Mr. Pegler is an inductee in the Visual Merchandising/Display Industries Hall of fame and has received a Lifetime Achievement Award from the Professionals for Advancement of Visual Education (PAVE), He has also been a professor at the Fashion Institute of Technology and is a popular lecturer in the US, Europe, and Asia.  He is a wealth of knowledge and is so generous in sharing it!

When I asked how can a display person apply their talents in other areas he said, “In my textbooks I write about the numerous areas where a good display person could blossom out, like event planning, staging fashion shows, point of purchase, or stylist for TV – it is endless what one can do with a creative talent, imagination, and the hands to do things with.  Just say I can do it – and go ahead and do it!”

Some students are completely fixated on getting a degree in display and some on getting display experience, where should their focus be – the education or experience?
“EDUCATION is most important!  Whether you go to school, take courses, or just devour history, culture, art, architecture and all the rest of the seven lively arts.  To be a really good display person you really should know all about the history of art, architecture and costume.  They are all related to the changing, but un-changing fashions; there is always something a little retro in them. By all means GET EDUCATED and KEEP LEARNING; absorb the arts and culture around you and behind you. Though I was a college professor for over thirty years; I must acknowledge that some of the BEST display people I knew were self-educated.  They had this burning need to learn.  If we as educators, can instill that need and love to learn, we have done our job. If it is possible to continue in a formal education, take it!  It will help one focus on the areas they should learn about.

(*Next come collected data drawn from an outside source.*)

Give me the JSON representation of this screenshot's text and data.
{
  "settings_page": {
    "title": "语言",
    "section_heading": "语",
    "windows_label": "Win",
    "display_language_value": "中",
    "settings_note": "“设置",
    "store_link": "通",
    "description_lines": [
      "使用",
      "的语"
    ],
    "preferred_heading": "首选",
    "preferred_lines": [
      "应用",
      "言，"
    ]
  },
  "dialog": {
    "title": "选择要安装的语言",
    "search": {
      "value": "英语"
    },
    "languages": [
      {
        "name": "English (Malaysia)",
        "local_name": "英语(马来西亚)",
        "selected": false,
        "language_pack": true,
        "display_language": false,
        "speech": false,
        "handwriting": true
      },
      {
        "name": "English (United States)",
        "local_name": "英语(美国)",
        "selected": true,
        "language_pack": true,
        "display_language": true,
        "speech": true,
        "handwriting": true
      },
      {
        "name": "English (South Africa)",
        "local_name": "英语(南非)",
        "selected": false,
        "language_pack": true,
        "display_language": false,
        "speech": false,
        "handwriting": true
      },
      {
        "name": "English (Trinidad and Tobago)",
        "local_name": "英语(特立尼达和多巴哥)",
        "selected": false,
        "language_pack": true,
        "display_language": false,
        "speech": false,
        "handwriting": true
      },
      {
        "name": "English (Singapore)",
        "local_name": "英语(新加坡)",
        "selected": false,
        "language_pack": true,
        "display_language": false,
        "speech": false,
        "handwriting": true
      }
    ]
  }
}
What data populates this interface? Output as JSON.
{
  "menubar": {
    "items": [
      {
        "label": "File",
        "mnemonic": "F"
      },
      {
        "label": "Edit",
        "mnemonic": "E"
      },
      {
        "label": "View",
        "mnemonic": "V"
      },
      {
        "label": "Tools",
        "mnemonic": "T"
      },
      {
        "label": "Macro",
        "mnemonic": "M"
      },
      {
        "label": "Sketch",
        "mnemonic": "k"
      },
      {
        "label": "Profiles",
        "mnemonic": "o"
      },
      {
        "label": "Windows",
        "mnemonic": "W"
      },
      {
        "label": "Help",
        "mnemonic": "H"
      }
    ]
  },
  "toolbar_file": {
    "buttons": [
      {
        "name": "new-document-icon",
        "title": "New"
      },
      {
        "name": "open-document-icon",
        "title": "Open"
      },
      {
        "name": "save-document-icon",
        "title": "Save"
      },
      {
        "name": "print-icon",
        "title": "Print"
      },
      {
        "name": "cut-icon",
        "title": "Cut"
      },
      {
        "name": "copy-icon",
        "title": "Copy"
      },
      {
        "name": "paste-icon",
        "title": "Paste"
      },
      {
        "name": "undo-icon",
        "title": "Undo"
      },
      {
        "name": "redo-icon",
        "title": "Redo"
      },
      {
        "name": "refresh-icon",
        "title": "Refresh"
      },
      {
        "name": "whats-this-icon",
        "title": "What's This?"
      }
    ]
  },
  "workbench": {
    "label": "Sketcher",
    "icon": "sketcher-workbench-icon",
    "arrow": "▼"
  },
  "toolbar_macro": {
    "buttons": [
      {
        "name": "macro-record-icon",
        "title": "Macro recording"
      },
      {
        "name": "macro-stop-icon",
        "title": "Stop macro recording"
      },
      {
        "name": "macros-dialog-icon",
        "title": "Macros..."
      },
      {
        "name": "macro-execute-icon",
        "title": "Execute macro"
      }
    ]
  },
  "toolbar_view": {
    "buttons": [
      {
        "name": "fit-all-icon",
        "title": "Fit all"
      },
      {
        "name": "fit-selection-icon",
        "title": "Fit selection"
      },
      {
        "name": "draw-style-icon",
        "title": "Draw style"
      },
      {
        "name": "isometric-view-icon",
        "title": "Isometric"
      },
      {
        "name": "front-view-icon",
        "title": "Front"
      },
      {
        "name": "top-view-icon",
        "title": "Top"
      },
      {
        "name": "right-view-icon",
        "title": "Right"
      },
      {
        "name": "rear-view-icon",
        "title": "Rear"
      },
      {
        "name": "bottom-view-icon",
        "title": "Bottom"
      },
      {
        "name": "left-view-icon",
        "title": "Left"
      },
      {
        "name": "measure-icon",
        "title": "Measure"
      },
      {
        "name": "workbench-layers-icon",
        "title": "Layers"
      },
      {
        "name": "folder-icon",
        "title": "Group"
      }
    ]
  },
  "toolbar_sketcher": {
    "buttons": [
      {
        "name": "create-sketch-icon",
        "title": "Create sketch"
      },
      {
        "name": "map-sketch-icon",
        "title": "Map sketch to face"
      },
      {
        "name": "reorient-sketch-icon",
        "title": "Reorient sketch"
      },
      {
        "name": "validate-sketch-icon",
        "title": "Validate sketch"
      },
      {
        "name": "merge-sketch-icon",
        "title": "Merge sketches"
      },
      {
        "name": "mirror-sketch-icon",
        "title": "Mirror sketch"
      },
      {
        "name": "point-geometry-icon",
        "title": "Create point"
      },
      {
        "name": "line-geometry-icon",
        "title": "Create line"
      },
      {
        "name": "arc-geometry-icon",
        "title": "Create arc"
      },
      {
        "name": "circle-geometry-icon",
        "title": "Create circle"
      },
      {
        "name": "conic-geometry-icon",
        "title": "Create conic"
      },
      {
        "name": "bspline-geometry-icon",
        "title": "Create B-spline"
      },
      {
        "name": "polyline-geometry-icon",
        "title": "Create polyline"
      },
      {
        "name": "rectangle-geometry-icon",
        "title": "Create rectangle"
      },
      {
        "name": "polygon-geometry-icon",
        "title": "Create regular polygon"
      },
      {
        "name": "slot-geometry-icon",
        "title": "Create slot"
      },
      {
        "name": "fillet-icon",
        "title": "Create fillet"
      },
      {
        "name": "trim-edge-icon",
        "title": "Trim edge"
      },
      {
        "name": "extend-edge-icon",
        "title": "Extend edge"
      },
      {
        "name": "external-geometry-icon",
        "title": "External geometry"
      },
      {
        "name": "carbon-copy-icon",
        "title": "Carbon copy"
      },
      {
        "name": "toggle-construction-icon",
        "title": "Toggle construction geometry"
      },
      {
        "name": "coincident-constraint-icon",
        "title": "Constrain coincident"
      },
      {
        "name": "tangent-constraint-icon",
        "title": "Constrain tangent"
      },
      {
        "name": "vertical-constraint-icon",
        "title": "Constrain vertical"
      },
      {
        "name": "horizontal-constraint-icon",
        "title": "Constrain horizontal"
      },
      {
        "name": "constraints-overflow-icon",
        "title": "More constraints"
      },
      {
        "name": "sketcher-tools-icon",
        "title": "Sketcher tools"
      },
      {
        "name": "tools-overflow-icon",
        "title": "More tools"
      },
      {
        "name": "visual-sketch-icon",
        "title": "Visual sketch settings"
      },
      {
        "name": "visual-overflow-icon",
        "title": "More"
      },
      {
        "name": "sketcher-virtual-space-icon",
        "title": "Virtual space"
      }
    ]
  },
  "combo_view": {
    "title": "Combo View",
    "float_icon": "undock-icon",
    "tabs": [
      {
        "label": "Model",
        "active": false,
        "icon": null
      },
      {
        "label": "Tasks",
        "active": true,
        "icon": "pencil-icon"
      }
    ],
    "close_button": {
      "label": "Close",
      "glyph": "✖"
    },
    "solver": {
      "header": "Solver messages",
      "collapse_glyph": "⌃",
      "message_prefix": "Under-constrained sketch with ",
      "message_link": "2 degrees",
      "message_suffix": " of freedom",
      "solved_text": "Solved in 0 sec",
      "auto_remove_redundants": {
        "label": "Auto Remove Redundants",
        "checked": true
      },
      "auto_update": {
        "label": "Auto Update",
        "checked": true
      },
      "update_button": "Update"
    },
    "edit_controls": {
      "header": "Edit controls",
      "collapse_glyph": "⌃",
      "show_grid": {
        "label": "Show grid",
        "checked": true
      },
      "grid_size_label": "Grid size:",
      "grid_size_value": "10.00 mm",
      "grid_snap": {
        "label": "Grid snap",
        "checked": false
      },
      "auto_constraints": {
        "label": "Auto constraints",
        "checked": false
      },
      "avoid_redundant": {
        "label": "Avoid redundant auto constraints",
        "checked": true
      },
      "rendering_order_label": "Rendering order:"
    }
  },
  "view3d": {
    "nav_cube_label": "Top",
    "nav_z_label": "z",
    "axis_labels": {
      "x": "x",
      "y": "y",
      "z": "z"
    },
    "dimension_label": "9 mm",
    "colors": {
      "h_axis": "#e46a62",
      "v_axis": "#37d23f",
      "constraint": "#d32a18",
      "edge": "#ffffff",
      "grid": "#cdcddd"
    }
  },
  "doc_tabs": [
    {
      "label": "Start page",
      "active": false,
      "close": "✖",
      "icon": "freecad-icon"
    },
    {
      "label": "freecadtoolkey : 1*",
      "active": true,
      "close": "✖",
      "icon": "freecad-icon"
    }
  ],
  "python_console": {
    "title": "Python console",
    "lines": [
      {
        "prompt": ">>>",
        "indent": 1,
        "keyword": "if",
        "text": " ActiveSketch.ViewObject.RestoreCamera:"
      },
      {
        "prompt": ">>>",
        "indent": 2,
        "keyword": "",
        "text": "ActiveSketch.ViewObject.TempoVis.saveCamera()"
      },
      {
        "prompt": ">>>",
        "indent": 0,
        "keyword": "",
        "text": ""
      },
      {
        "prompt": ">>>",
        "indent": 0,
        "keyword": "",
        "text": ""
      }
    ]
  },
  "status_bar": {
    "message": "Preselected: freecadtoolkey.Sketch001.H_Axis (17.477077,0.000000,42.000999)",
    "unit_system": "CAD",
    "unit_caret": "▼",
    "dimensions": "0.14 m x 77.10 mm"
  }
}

What have you learned over your lifetime that you would like to share with the younger generation?
“What I have learned over the many years I have been a part of this industry, is that you never can know enough!   As I said before – things change – but you can always find something from the past in the new.  Keep your mind open to what is new, absorb – let it become part of you.  Use your own brain as a computer, store everything in the “My Documents” of the mind.  It will never let you down.”

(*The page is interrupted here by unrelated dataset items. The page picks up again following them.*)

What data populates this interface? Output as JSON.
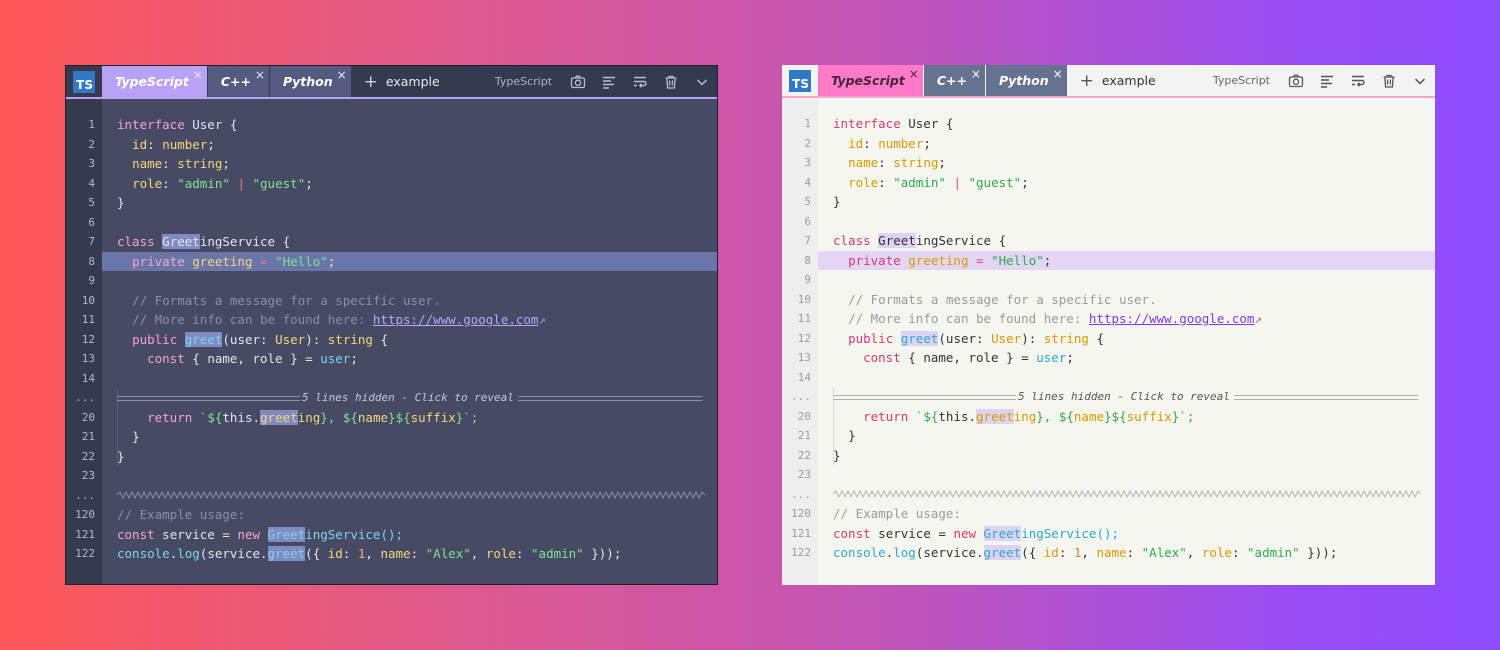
{
  "tabs": [
    {
      "label": "TypeScript",
      "close": "×"
    },
    {
      "label": "C++",
      "close": "×"
    },
    {
      "label": "Python",
      "close": "×"
    }
  ],
  "logo_text": "TS",
  "add_tab": "+",
  "tab_name": "example",
  "language_label": "TypeScript",
  "toolbar_icons": [
    "camera-icon",
    "format-icon",
    "wrap-icon",
    "trash-icon",
    "chevron-down-icon"
  ],
  "fold": {
    "text": "5 lines hidden - Click to reveal",
    "number": "...",
    "number2": "..."
  },
  "line_numbers": [
    "1",
    "2",
    "3",
    "4",
    "5",
    "6",
    "7",
    "8",
    "9",
    "10",
    "11",
    "12",
    "13",
    "14",
    "20",
    "21",
    "22",
    "23",
    "120",
    "121",
    "122"
  ],
  "code": {
    "l1a": "interface",
    "l1b": " User {",
    "l2a": "id",
    "l2b": ": ",
    "l2c": "number",
    "l2d": ";",
    "l3a": "name",
    "l3b": ": ",
    "l3c": "string",
    "l3d": ";",
    "l4a": "role",
    "l4b": ": ",
    "l4c": "\"admin\"",
    "l4d": " | ",
    "l4e": "\"guest\"",
    "l4f": ";",
    "l5": "}",
    "l7a": "class",
    "l7b": " ",
    "l7c": "Greet",
    "l7d": "ingService {",
    "l8a": "private",
    "l8b": " ",
    "l8c": "greeting",
    "l8d": " = ",
    "l8e": "\"Hello\"",
    "l8f": ";",
    "l10": "// Formats a message for a specific user.",
    "l11a": "// More info can be found here: ",
    "l11b": "https://www.google.com",
    "l12a": "public",
    "l12b": " ",
    "l12c": "greet",
    "l12d": "(user: ",
    "l12e": "User",
    "l12f": "): ",
    "l12g": "string",
    "l12h": " {",
    "l13a": "const",
    "l13b": " { name, role } = ",
    "l13c": "user",
    "l13d": ";",
    "l20a": "return",
    "l20b": " `",
    "l20c": "${",
    "l20d": "this.",
    "l20e": "greet",
    "l20f": "ing",
    "l20g": "}",
    "l20h": ", ",
    "l20i": "${",
    "l20j": "name",
    "l20k": "}",
    "l20l": "${",
    "l20m": "suffix",
    "l20n": "}",
    "l20o": "`;",
    "l21": "}",
    "l22": "}",
    "l120": "// Example usage:",
    "l121a": "const",
    "l121b": " service = ",
    "l121c": "new",
    "l121d": " ",
    "l121e": "Greet",
    "l121f": "ingService();",
    "l122a": "console",
    "l122b": ".",
    "l122c": "log",
    "l122d": "(service.",
    "l122e": "greet",
    "l122f": "({ ",
    "l122g": "id",
    "l122h": ": ",
    "l122i": "1",
    "l122j": ", ",
    "l122k": "name",
    "l122l": ": ",
    "l122m": "\"Alex\"",
    "l122n": ", ",
    "l122o": "role",
    "l122p": ": ",
    "l122q": "\"admin\"",
    "l122r": " }));"
  },
  "colors": {
    "background_start": "#ff5757",
    "background_end": "#8c4dff",
    "dark_editor": "#464a62",
    "light_editor": "#f6f6f1",
    "dark_active_tab": "#b7a2f5",
    "light_active_tab": "#ff7ac7"
  }
}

With the popularity of e-commerce how can the visual display person continue to entice shoppers to come into the stores?  “E-commerce is flat and up till now, two-dimensional.  Displays are three-dimensional and can have a far greater appeal.  It is up to today’s display people to harness all the available technology and create something exciting and vital.  We must stop them as they walk in the street with attention-getting, eye-pleasing, sensory and emotional displays.  You can’t as yet do all that on the computer screen!”

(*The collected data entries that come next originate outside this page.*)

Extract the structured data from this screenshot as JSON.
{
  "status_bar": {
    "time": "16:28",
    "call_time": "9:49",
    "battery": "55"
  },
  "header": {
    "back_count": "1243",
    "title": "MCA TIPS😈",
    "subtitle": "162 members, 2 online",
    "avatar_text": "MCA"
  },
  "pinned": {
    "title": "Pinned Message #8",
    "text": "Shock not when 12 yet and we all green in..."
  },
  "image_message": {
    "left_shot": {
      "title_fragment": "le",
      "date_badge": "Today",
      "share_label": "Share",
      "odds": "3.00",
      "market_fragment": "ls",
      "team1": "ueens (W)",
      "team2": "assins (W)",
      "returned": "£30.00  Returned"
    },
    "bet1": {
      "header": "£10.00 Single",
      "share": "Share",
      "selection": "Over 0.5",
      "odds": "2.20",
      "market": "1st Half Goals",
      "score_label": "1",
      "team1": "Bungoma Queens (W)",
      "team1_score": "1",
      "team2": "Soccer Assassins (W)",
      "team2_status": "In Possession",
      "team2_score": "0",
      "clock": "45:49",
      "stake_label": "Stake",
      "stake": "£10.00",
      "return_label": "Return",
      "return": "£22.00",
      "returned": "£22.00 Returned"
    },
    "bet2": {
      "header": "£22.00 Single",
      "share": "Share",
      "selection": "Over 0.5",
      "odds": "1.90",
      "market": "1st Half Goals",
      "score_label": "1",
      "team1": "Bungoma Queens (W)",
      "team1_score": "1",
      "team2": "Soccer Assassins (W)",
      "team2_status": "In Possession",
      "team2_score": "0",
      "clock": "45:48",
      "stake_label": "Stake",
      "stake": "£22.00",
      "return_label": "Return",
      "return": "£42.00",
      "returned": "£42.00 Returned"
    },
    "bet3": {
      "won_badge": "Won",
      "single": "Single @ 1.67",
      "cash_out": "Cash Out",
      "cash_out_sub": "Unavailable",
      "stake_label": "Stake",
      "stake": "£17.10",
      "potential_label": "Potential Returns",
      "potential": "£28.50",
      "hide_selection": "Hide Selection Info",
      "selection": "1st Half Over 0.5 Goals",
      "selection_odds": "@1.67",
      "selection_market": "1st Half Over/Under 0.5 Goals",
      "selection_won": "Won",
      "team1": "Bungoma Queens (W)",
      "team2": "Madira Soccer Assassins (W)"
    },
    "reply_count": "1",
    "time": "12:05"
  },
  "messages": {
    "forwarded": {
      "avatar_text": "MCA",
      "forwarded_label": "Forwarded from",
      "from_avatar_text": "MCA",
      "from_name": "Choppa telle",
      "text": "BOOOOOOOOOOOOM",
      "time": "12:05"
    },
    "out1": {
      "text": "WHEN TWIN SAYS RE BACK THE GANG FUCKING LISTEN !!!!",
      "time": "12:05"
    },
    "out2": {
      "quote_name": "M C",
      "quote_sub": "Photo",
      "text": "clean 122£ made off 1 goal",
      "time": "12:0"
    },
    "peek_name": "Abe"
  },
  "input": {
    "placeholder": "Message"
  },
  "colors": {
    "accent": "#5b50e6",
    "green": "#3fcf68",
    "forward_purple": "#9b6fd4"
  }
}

What are some of the common mistakes new store owners make when setting up their floor plan and how can they avoid them?  “I think many retailers are not taking advantage of what good window displays can do for them, in helping them to stand out from the crowd. Good displays are an all-important opening statement, and announcements that also tell the shopper who and what the retailer is and stands for.  It is BRANDING!! – and is much cheaper than other forms of advertising.”

I’m currently reading Mr. Pegler’s latest book  Visual Merchandising and Display – Sixth Edition, it’s published by Fairchild Books, and as Mr. Pegler says, I’m learning so much.  This book is over 400 pages, and encompasses everything you could ever want to know about visuals.  I think it’s an excellent book for the beginner but the seasoned pros will find a lot of new information as well.  I have quite the mini library of display books, but if you are a student who can only afford to purchase one book , then make it this one.  31 chapters is  a lot of studying to do ;), with review questions and discussions at the end of each chapter.  Store planners and interior designers who work in retail spaces should really add this book to their library as well.

I would like to thank Mr. Pegler for taking the time to answer my questions, for sharing his knowledge, and for being so patient with me, you are truly a legend.